Delegate Truck Unload. Delegate FOH & BOH leads to assist company and partner staff to perform FOH functions like setting tables, stocking bars and arranging buffet décor. Once all staff are working, meet with stakeholders for a last minute check of details: for example; bride’s food and beverages, allergies of any stakeholders, any changes to production schedule, liaisons with event planners to work with all rest of vendors like lighting, and dance floors.
Equipment Check Check that all staff have enough gloves, utensils, food, supplies and that all departments are not missing anything. Avoid going back to the commissary or going shopping. Know how to use/operate/clean/ and emergency rig all BOH and FOH equipment. Understand all job duties to be able to jump in at any level. It is important that the EC knows how to do a catering wrap for travel, how to effectively use a hot box and to remind staff to put a rag at the bottom before closing the hotbox to prevent drips. Chat with the EC to make sure all cooking facilities are in working order, placed according to the diagram and operated in a safe and an efficient manner. The kitchen should have nothing on the floor.

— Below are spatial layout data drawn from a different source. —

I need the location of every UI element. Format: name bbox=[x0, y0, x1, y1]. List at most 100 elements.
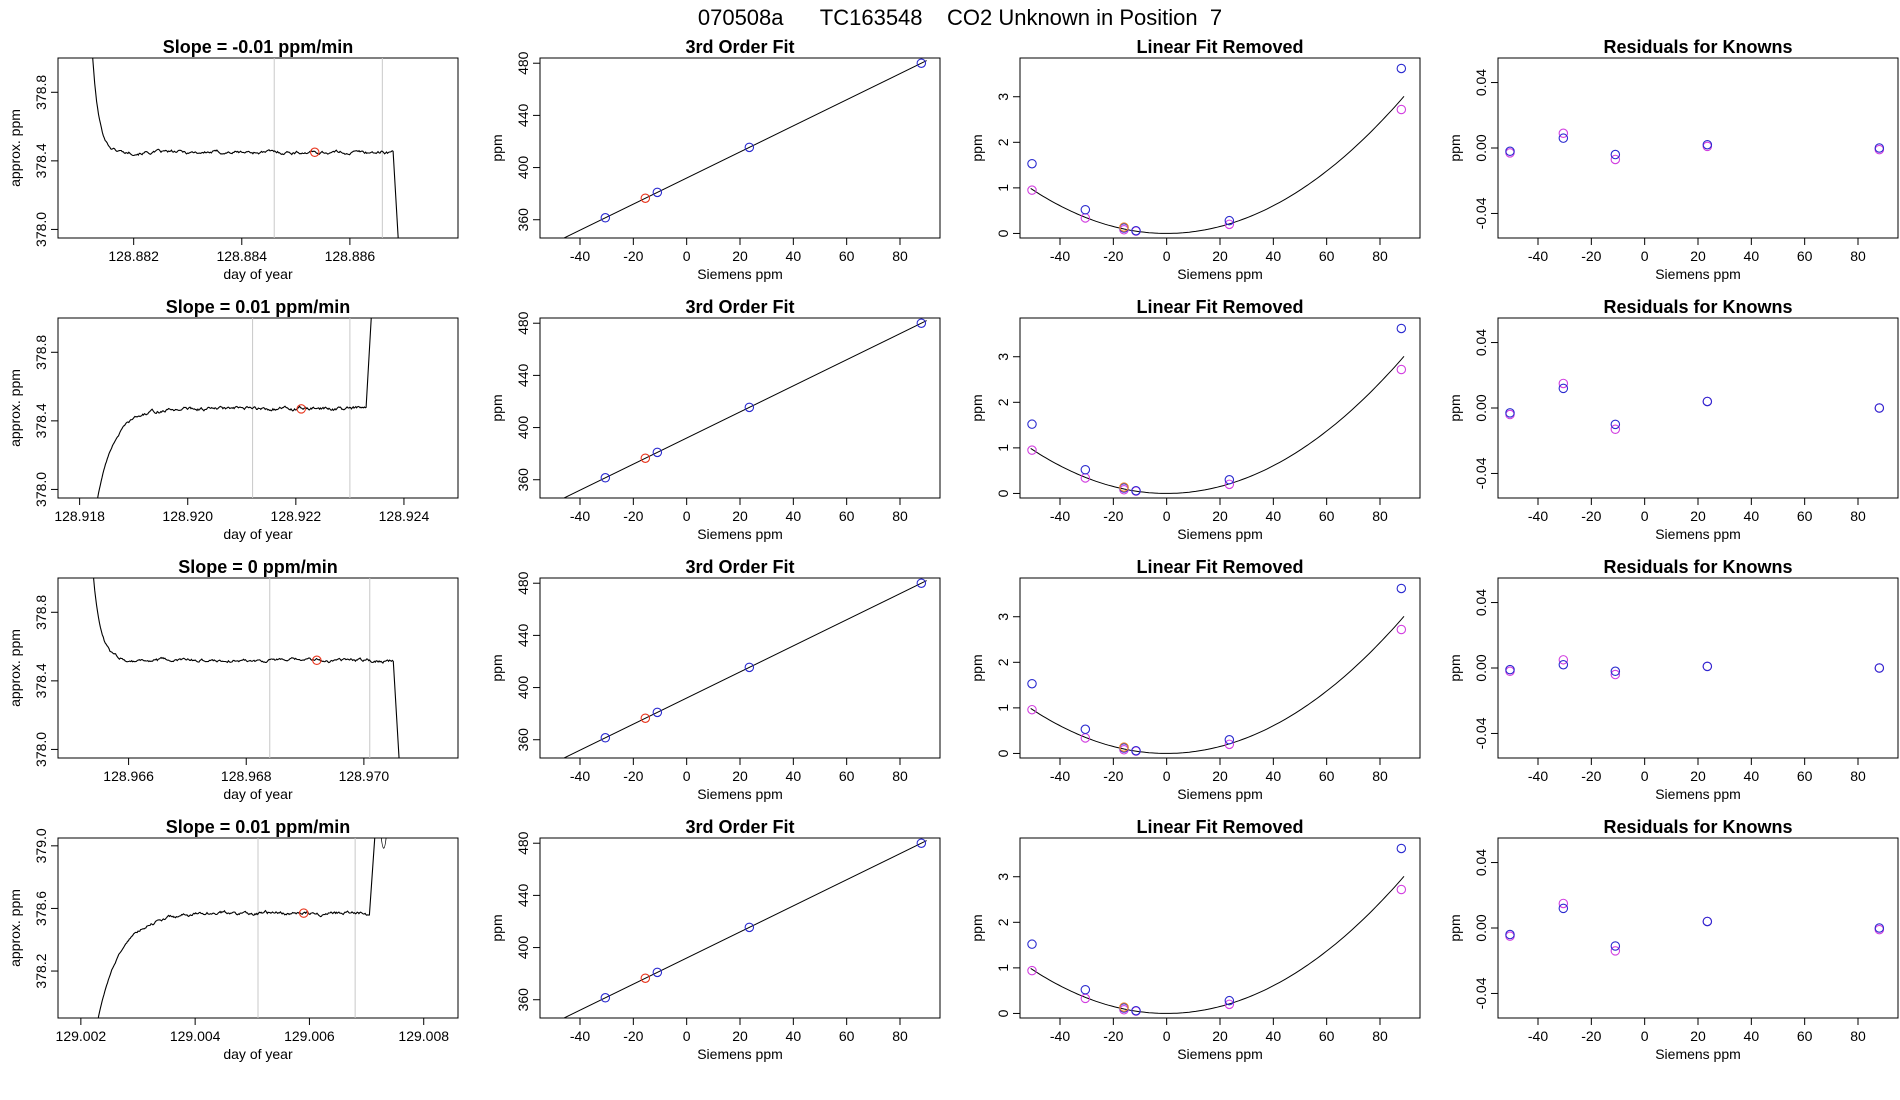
y-axis-label: ppm bbox=[969, 654, 985, 681]
y-tick-label: 440 bbox=[515, 883, 531, 907]
blue-point bbox=[1080, 464, 1091, 475]
x-tick-label: 129.006 bbox=[284, 1028, 335, 1044]
y-tick-label: 2 bbox=[995, 658, 1011, 666]
x-tick-label: -40 bbox=[1050, 248, 1070, 264]
plot-grid: Slope = -0.01 ppm/min 128.882 128.884 128.8… bbox=[7, 37, 1899, 1062]
x-tick-label: -20 bbox=[1581, 1028, 1601, 1044]
x-tick-label: 80 bbox=[1850, 248, 1866, 264]
x-tick-label: 20 bbox=[1690, 508, 1706, 524]
fit-panel: 3rd Order Fit -40 -20 0 20 40 60 80 360 400 440 480… bbox=[489, 557, 941, 802]
y-tick-label: 1 bbox=[995, 964, 1011, 972]
timeseries-panel: Slope = -0.01 ppm/min 128.882 128.884 128.8… bbox=[7, 37, 459, 282]
blue-point bbox=[1027, 678, 1037, 689]
y-tick-label: 3 bbox=[995, 353, 1011, 361]
known-standard-point bbox=[600, 733, 611, 743]
x-tick-label: 60 bbox=[839, 508, 855, 524]
magenta-point bbox=[1396, 104, 1407, 115]
x-tick-label: 80 bbox=[892, 768, 908, 784]
known-standard-point bbox=[916, 578, 927, 588]
residuals-title: Residuals for Knowns bbox=[1603, 817, 1792, 837]
x-tick-label: 60 bbox=[839, 768, 855, 784]
known-standard-point bbox=[744, 662, 755, 673]
x-axis-label: Siemens ppm bbox=[1177, 786, 1263, 802]
residual-point-magenta bbox=[1610, 424, 1621, 435]
x-axis-label: day of year bbox=[223, 526, 293, 542]
residual-point-magenta bbox=[1558, 655, 1569, 665]
x-tick-label: 128.884 bbox=[216, 248, 267, 264]
x-tick-label: -20 bbox=[1103, 1028, 1123, 1044]
y-tick-label: 0.04 bbox=[1473, 329, 1489, 356]
blue-point bbox=[1224, 735, 1235, 745]
x-tick-label: 20 bbox=[1212, 1028, 1228, 1044]
y-tick-label: 360 bbox=[515, 728, 531, 752]
x-tick-label: -40 bbox=[570, 508, 590, 524]
residuals-plot-area bbox=[1505, 128, 1885, 165]
residual-point-blue bbox=[1505, 929, 1515, 940]
y-tick-label: 0 bbox=[995, 229, 1011, 237]
x-tick-label: -40 bbox=[1528, 248, 1548, 264]
y-tick-label: 360 bbox=[515, 208, 531, 232]
timeseries-title: Slope = 0.01 ppm/min bbox=[166, 297, 351, 317]
concentration-trace bbox=[92, 58, 399, 238]
x-tick-label: 60 bbox=[839, 1028, 855, 1044]
timeseries-frame bbox=[57, 57, 459, 239]
fit-title: 3rd Order Fit bbox=[685, 817, 794, 837]
linear-removed-title: Linear Fit Removed bbox=[1136, 557, 1303, 577]
y-tick-label: 480 bbox=[515, 831, 531, 855]
linear-removed-plot-area bbox=[1027, 843, 1407, 1016]
x-tick-label: 80 bbox=[1372, 508, 1388, 524]
timeseries-title: Slope = 0.01 ppm/min bbox=[166, 817, 351, 837]
y-tick-label: 378.2 bbox=[33, 953, 49, 988]
timeseries-panel: Slope = 0.01 ppm/min 128.918 128.920 128.92… bbox=[7, 297, 459, 542]
residual-point-blue bbox=[1874, 403, 1885, 413]
known-standard-point bbox=[652, 447, 663, 458]
x-tick-label: 80 bbox=[1850, 1028, 1866, 1044]
known-standard-point bbox=[744, 142, 755, 153]
linear-removed-plot-area bbox=[1027, 323, 1407, 496]
x-axis-label: Siemens ppm bbox=[697, 786, 783, 802]
x-tick-label: 20 bbox=[1212, 248, 1228, 264]
magenta-point bbox=[1224, 479, 1235, 490]
x-axis-label: Siemens ppm bbox=[1177, 526, 1263, 542]
blue-point bbox=[1224, 995, 1235, 1006]
magenta-point bbox=[1027, 965, 1037, 976]
y-tick-label: 378.4 bbox=[33, 143, 49, 178]
residual-point-blue bbox=[1610, 941, 1621, 951]
known-standard-point bbox=[744, 922, 755, 933]
timeseries-panel: Slope = 0 ppm/min 128.966 128.968 128.970 37… bbox=[7, 557, 459, 802]
x-tick-label: 80 bbox=[1850, 508, 1866, 524]
y-axis-label: ppm bbox=[1447, 134, 1463, 161]
x-tick-label: -40 bbox=[1050, 508, 1070, 524]
residual-point-blue bbox=[1505, 664, 1515, 675]
y-axis-label: ppm bbox=[1447, 914, 1463, 941]
magenta-point bbox=[1224, 999, 1235, 1010]
x-tick-label: 60 bbox=[1797, 1028, 1813, 1044]
fit-title: 3rd Order Fit bbox=[685, 557, 794, 577]
x-tick-label: -40 bbox=[1050, 768, 1070, 784]
x-tick-label: 20 bbox=[732, 508, 748, 524]
fit-title: 3rd Order Fit bbox=[685, 37, 794, 57]
y-axis-label: approx. ppm bbox=[7, 109, 23, 187]
y-tick-label: 378.0 bbox=[33, 212, 49, 247]
known-standard-point bbox=[916, 838, 927, 848]
x-tick-label: 40 bbox=[1744, 768, 1760, 784]
fit-panel: 3rd Order Fit -40 -20 0 20 40 60 80 360 400 440 480… bbox=[489, 817, 941, 1062]
quadratic-curve bbox=[1030, 615, 1405, 754]
x-tick-label: 0 bbox=[1163, 248, 1171, 264]
x-tick-label: 128.924 bbox=[379, 508, 430, 524]
x-tick-label: -20 bbox=[623, 248, 643, 264]
x-tick-label: -20 bbox=[623, 508, 643, 524]
fit-line bbox=[562, 320, 927, 498]
concentration-trace bbox=[97, 318, 372, 498]
x-axis-label: day of year bbox=[223, 786, 293, 802]
residuals-panel: Residuals for Knowns -40 -20 0 20 40 60 80 -0.04… bbox=[1447, 297, 1899, 542]
x-tick-label: 80 bbox=[892, 248, 908, 264]
x-tick-label: 20 bbox=[732, 1028, 748, 1044]
x-tick-label: 129.002 bbox=[56, 1028, 107, 1044]
y-tick-label: 0 bbox=[995, 1009, 1011, 1017]
residuals-title: Residuals for Knowns bbox=[1603, 37, 1792, 57]
blue-point bbox=[1027, 158, 1037, 169]
x-tick-label: 128.920 bbox=[162, 508, 213, 524]
x-tick-label: 128.922 bbox=[271, 508, 322, 524]
y-tick-label: 378.0 bbox=[33, 472, 49, 507]
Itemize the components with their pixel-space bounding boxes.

All areas must be safe and sanitary to be viewed by clients, staff, the health board and the venue manager.
Event Set Up Introduce the host to lead staff members and mention the function that they will serve, especially if it is in a private home, a new venue or you are working with a new event planner that you have not worked with before. Explain the setup diagram, check in with the kitchen, and make sure the scullery is far enough away from the food service so as not to contaminate stations. Confirm that the staging area is as close as possible to the food and beverage stations and load out.
See the Big Picture – Manage by Walking Around Do not lose sight of the big picture so as not to get into the weeds (in trouble) by clearing tables or transporting food to buffets. Avoid doing staff duties unless necessary. It should not be a norm. During the event, the captain should mingle with guests, listen for comments and delegate any tasks needed, unless staff is in the weeds, then he/she will step into the fray. EC should see that staffers receive short breaks in shifts according to the timeline. Captains should manage by Walking Around. Great supervisors observe guests and staff members, multi-task and keep everything in perspective while making it look easy and calm. Support and nourish staff to give them energy. Stay calm and do not deplete their energy.
Oversee Tear Down Announce the time to break down the event. Assign staff members at the end of the event to perform some end of event duties. Count all equipment and return it to a safe place near the catering vehicle for loading and bag trash and recycling to ensure it is put in the proper place for disposal or taken in trucks. Do not put linens in black trash bags. Deal with any leftovers decided by contract in a safe and sanitary way. Debrief staff members quickly before allowing them to leave the site. Check out staff. Collect any funds from the client if applicable. Oversee packing of all equipment and food on to the truck. Safely return the catering vehicle to commissary. Have a safe event to be invited back again!